腹黒王子に秘密を握られました
 
「やっぱり、そうなんですね」

黙り込んだ私を見て、柴崎くんが勝手に納得して頷いた。

「二課の相楽さんたち、えげつないくらいしつこく金子さんに言い寄ってたから、迷惑だろうなーって前から思ってたんですよね。でも友野さんと付き合いだしたって噂が流れてからは、そういうのなくなったから。それが目的だったんですね」

なんでこいつ、こんなに鋭いんだろう。
無邪気で天然のおバカキャラかと思ったら、ぜんぜん違うじゃん。詐欺じゃん。

近くを通ったウエイターさんが、私が落としたフォークを拾い上げ、かわりに綺麗なものを持ってきてくれた。

カーディガンのそでで目元を隠しながら「ありがとうございます」と受け取る。
だけどとても食事を続ける気分じゃなくて、受け取ったフォークをテーブルの上に置いて口をつぐむ。そんな私を見て柴崎くんはテーブルに頬杖をついた。

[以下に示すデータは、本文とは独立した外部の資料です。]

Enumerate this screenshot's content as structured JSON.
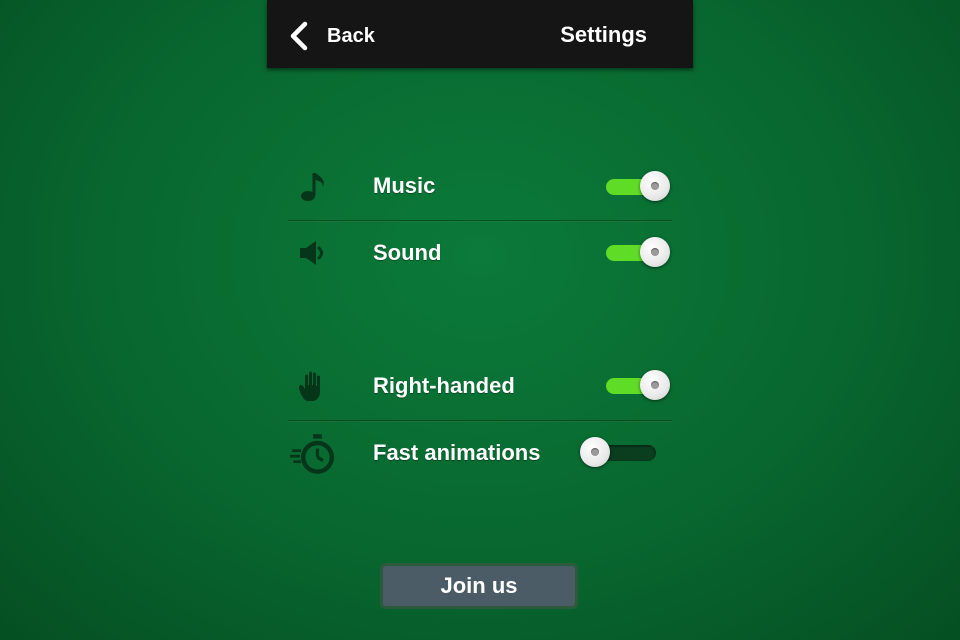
{
  "header": {
    "back_label": "Back",
    "title": "Settings"
  },
  "settings": [
    {
      "label": "Music",
      "icon": "music-note-icon",
      "enabled": true
    },
    {
      "label": "Sound",
      "icon": "speaker-icon",
      "enabled": true
    },
    {
      "label": "Right-handed",
      "icon": "hand-icon",
      "enabled": true
    },
    {
      "label": "Fast animations",
      "icon": "stopwatch-icon",
      "enabled": false
    }
  ],
  "footer": {
    "join_label": "Join us"
  },
  "colors": {
    "background": "#08672f",
    "toggle_on": "#5fdc26",
    "toggle_off": "#0b3d1f",
    "header": "#151515",
    "button": "#4b5c66"
  }
}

「恋人のフリをするうちに、本気で金子さんに惚れちゃったんですか?」

「別に、惚れてないし」

「ふーん。じゃあ俺と付き合ってださいよ」

「はぁ?」

突拍子もない発言に、驚いて目をむくと、柴崎くんは両肘をテーブルについて小首をかしげ、にっこりと可愛く笑って見せた。

「オタクだってばらされたくないなら、俺と付き合って」

こてんと首を倒し、上目遣いで見上げてくる。



……こいつ、むかつくほど、あざとい。